If approved in November, a ballot initiative would make Colorado the first state in the nation to collect taxes on real estate owned by churches, hospitals, and nonprofit groups ranging from the Boy Scouts to the Elks Lodge.
The initiative is being keenly watched nationwide for the potential impact on city budgets and affected groups. But it's also indicative of a rethinking going on in a growing number of municipalities about what value a society places on such community organizations.
Increasingly, public officials are questioning whether taxpayers should provide free city services to Moose Lodges, Christian camps, health clinics, and other nonprofits.
"It's a fairness issue. There are thousands of properties kept off the tax rolls that still consume police and fire protection," says John Patrick Murphy, who spearheads the Fair-Tax Colorado campaign. "We're saying that these organizations have the same duties as the rest of us. Just because someone starts a church, it doesn't mean we can dismiss a policeman."
But Pat Read, executive director of the Colorado Association of Nonprofit Organizations, depicts the proposal as unfair. "We don't see how anyone benefits from this," she says. "All of the groups that work to help people would be drastically impacted, and many would go out of business." With the federal government slashing funding for social programs, she adds, communities must provide more support, not less.
Mr. Murphy, a Colorado Springs lawyer and radio talk-show host, counters that the proposal allows certain nonprofit groups to retain their tax exemption: Those that pass a "public duty" test would not pay property tax. Among the proposed exceptions are homeless shelters; orphanages; community health clinics; schools; and housing for the elderly, disabled, and abused.
Still, an estimated 8,300 Colorado properties would come onto the tax rolls if the measure passed. About half are owned by religious groups, including churches, synagogues, mosques, and temples. The remainder are a mix of nonprofit groups like charities, hospitals, zoos, fraternal organizations, and arts groups.

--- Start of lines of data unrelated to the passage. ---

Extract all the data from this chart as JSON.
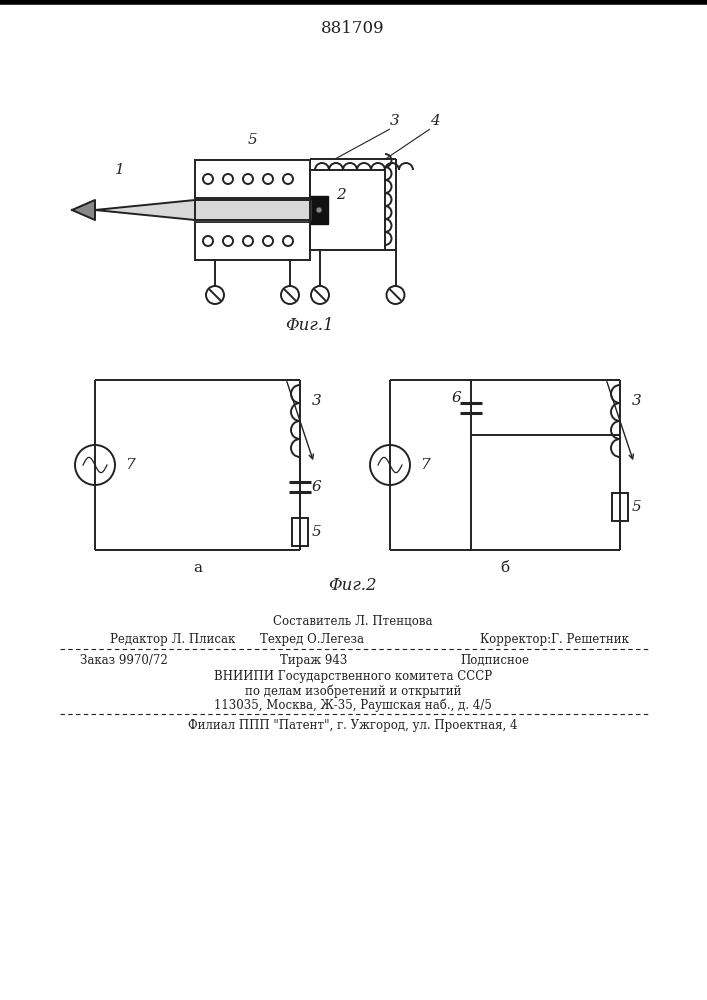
{
  "patent_number": "881709",
  "fig1_caption": "Φиг.1",
  "fig2_caption": "Φиг.2",
  "bg_color": "#ffffff",
  "line_color": "#222222",
  "lw": 1.4
}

EARLY polls suggest as many as 40 percent of the state's voters support the initiative. "There's a tremendous amount of quiet support for this," maintains Murphy. "People are talking about it over backyard barbecues - although not at the PTA meetings." Getting the 90,000 signatures required to put the issue on the ballot was no trouble at all, he adds.
One reason may be that the move could increase state tax revenues by upwards of $100 million. Proponents also believe it will cut their own tax burden. But state projections suggest there's unlikely to be an appreciable reduction in anyone's tax bill.

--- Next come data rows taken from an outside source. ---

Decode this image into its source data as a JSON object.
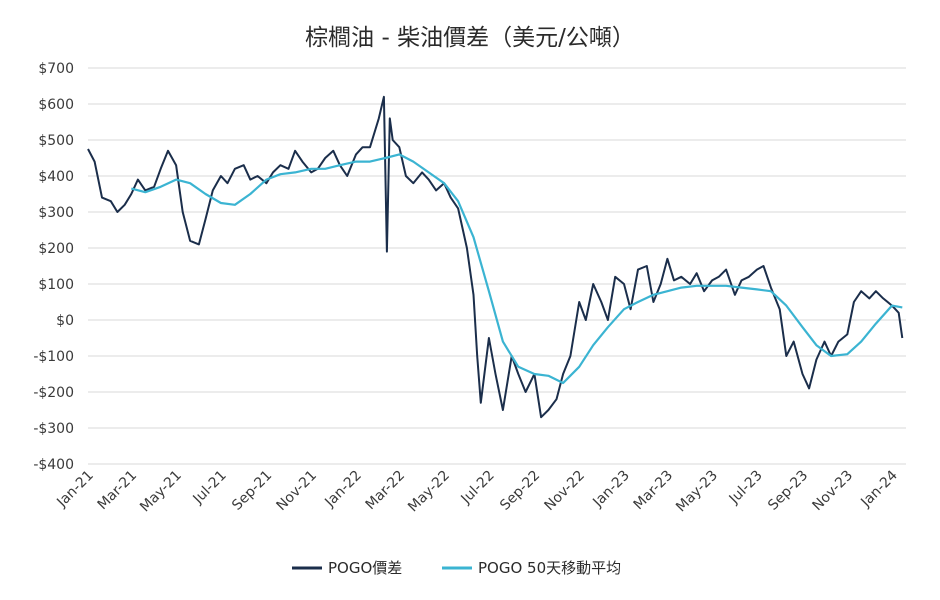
{
  "chart_data": {
    "type": "line",
    "title": "棕櫚油 - 柴油價差（美元/公噸）",
    "xlabel": "",
    "ylabel": "",
    "ylim": [
      -400,
      700
    ],
    "yticks": [
      700,
      600,
      500,
      400,
      300,
      200,
      100,
      0,
      -100,
      -200,
      -300,
      -400
    ],
    "ytick_labels": [
      "$700",
      "$600",
      "$500",
      "$400",
      "$300",
      "$200",
      "$100",
      "$0",
      "-$100",
      "-$200",
      "-$300",
      "-$400"
    ],
    "xticks": [
      "Jan-21",
      "Mar-21",
      "May-21",
      "Jul-21",
      "Sep-21",
      "Nov-21",
      "Jan-22",
      "Mar-22",
      "May-22",
      "Jul-22",
      "Sep-22",
      "Nov-22",
      "Jan-23",
      "Mar-23",
      "May-23",
      "Jul-23",
      "Sep-23",
      "Nov-23",
      "Jan-24"
    ],
    "grid": true,
    "legend_position": "bottom",
    "series": [
      {
        "name": "POGO價差",
        "color": "#1b2e4b",
        "x": [
          "2021-01-01",
          "2021-01-10",
          "2021-01-20",
          "2021-02-01",
          "2021-02-10",
          "2021-02-20",
          "2021-03-01",
          "2021-03-10",
          "2021-03-20",
          "2021-04-01",
          "2021-04-10",
          "2021-04-20",
          "2021-05-01",
          "2021-05-10",
          "2021-05-20",
          "2021-06-01",
          "2021-06-10",
          "2021-06-20",
          "2021-07-01",
          "2021-07-10",
          "2021-07-20",
          "2021-08-01",
          "2021-08-10",
          "2021-08-20",
          "2021-09-01",
          "2021-09-10",
          "2021-09-20",
          "2021-10-01",
          "2021-10-10",
          "2021-10-20",
          "2021-11-01",
          "2021-11-10",
          "2021-11-20",
          "2021-12-01",
          "2021-12-10",
          "2021-12-20",
          "2022-01-01",
          "2022-01-10",
          "2022-01-20",
          "2022-02-01",
          "2022-02-08",
          "2022-02-12",
          "2022-02-16",
          "2022-02-20",
          "2022-03-01",
          "2022-03-10",
          "2022-03-20",
          "2022-04-01",
          "2022-04-10",
          "2022-04-20",
          "2022-05-01",
          "2022-05-10",
          "2022-05-20",
          "2022-06-01",
          "2022-06-10",
          "2022-06-15",
          "2022-06-20",
          "2022-07-01",
          "2022-07-10",
          "2022-07-20",
          "2022-08-01",
          "2022-08-10",
          "2022-08-20",
          "2022-09-01",
          "2022-09-10",
          "2022-09-20",
          "2022-10-01",
          "2022-10-10",
          "2022-10-20",
          "2022-11-01",
          "2022-11-10",
          "2022-11-20",
          "2022-12-01",
          "2022-12-10",
          "2022-12-20",
          "2023-01-01",
          "2023-01-10",
          "2023-01-20",
          "2023-02-01",
          "2023-02-10",
          "2023-02-20",
          "2023-03-01",
          "2023-03-10",
          "2023-03-20",
          "2023-04-01",
          "2023-04-10",
          "2023-04-20",
          "2023-05-01",
          "2023-05-10",
          "2023-05-20",
          "2023-06-01",
          "2023-06-10",
          "2023-06-20",
          "2023-07-01",
          "2023-07-10",
          "2023-07-20",
          "2023-08-01",
          "2023-08-10",
          "2023-08-20",
          "2023-09-01",
          "2023-09-10",
          "2023-09-20",
          "2023-10-01",
          "2023-10-10",
          "2023-10-20",
          "2023-11-01",
          "2023-11-10",
          "2023-11-20",
          "2023-12-01",
          "2023-12-10",
          "2023-12-20",
          "2024-01-01",
          "2024-01-10",
          "2024-01-15"
        ],
        "y": [
          475,
          440,
          340,
          330,
          300,
          320,
          350,
          390,
          360,
          370,
          420,
          470,
          430,
          300,
          220,
          210,
          280,
          360,
          400,
          380,
          420,
          430,
          390,
          400,
          380,
          410,
          430,
          420,
          470,
          440,
          410,
          420,
          450,
          470,
          430,
          400,
          460,
          480,
          480,
          560,
          620,
          190,
          560,
          500,
          480,
          400,
          380,
          410,
          390,
          360,
          380,
          340,
          310,
          200,
          70,
          -100,
          -230,
          -50,
          -150,
          -250,
          -100,
          -150,
          -200,
          -150,
          -270,
          -250,
          -220,
          -150,
          -100,
          50,
          0,
          100,
          50,
          0,
          120,
          100,
          30,
          140,
          150,
          50,
          100,
          170,
          110,
          120,
          100,
          130,
          80,
          110,
          120,
          140,
          70,
          110,
          120,
          140,
          150,
          90,
          30,
          -100,
          -60,
          -150,
          -190,
          -110,
          -60,
          -100,
          -60,
          -40,
          50,
          80,
          60,
          80,
          60,
          40,
          20,
          -50
        ],
        "y_note": "approximate"
      },
      {
        "name": "POGO 50天移動平均",
        "color": "#3bb4d2",
        "x": [
          "2021-03-01",
          "2021-03-20",
          "2021-04-10",
          "2021-05-01",
          "2021-05-20",
          "2021-06-10",
          "2021-07-01",
          "2021-07-20",
          "2021-08-10",
          "2021-09-01",
          "2021-09-20",
          "2021-10-10",
          "2021-11-01",
          "2021-11-20",
          "2021-12-10",
          "2022-01-01",
          "2022-01-20",
          "2022-02-10",
          "2022-03-01",
          "2022-03-20",
          "2022-04-10",
          "2022-05-01",
          "2022-05-20",
          "2022-06-10",
          "2022-07-01",
          "2022-07-20",
          "2022-08-10",
          "2022-09-01",
          "2022-09-20",
          "2022-10-10",
          "2022-11-01",
          "2022-11-20",
          "2022-12-10",
          "2023-01-01",
          "2023-01-20",
          "2023-02-10",
          "2023-03-01",
          "2023-03-20",
          "2023-04-10",
          "2023-05-01",
          "2023-05-20",
          "2023-06-10",
          "2023-07-01",
          "2023-07-20",
          "2023-08-10",
          "2023-09-01",
          "2023-09-20",
          "2023-10-10",
          "2023-11-01",
          "2023-11-20",
          "2023-12-10",
          "2024-01-01",
          "2024-01-15"
        ],
        "y": [
          365,
          355,
          370,
          390,
          380,
          350,
          325,
          320,
          350,
          390,
          405,
          410,
          420,
          420,
          430,
          440,
          440,
          450,
          460,
          440,
          410,
          380,
          330,
          230,
          80,
          -60,
          -130,
          -150,
          -155,
          -175,
          -130,
          -70,
          -20,
          30,
          50,
          70,
          80,
          90,
          95,
          95,
          95,
          90,
          85,
          80,
          40,
          -20,
          -70,
          -100,
          -95,
          -60,
          -10,
          40,
          35
        ]
      }
    ]
  }
}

Critics say the costs to society would be tremendous. "This is the most detrimental initiative to come before the voters," says Janelle Jones of Citizen Action for Colorado Nonprofits, a coalition fighting the drive. "It could really change the face of our communities in Colorado."
Though no other state has taken so drastic a step, a growing number of local governments are considering imposing "user" fees on nonprofits to cover services like police protection and sewer hookups. The moves are being driven by reductions in federal aid to state and local governments. "There are just so few places that governments can go to raise revenue," says Don Boyd, director of the Center for the Study of the States in Albany, NY.
In New York City, where 60 percent of the property is tax-exempt, politicians periodically consider charging service fees to nonprofits. In June, some 700 churches in Montgomery County, Md., began paying for trash collection. Other cities - including Philadelphia and Cambridge, Mass. - require nonprofits to pay for such things as street cleaning and sidewalk repair.
Still, some analysts suggest taxing nonprofits doesn't make fiscal sense. "In many cases, these groups are providing services that government might otherwise have to provide," says Mr. Boyd. "And by taxing those groups, you may put those services at risk."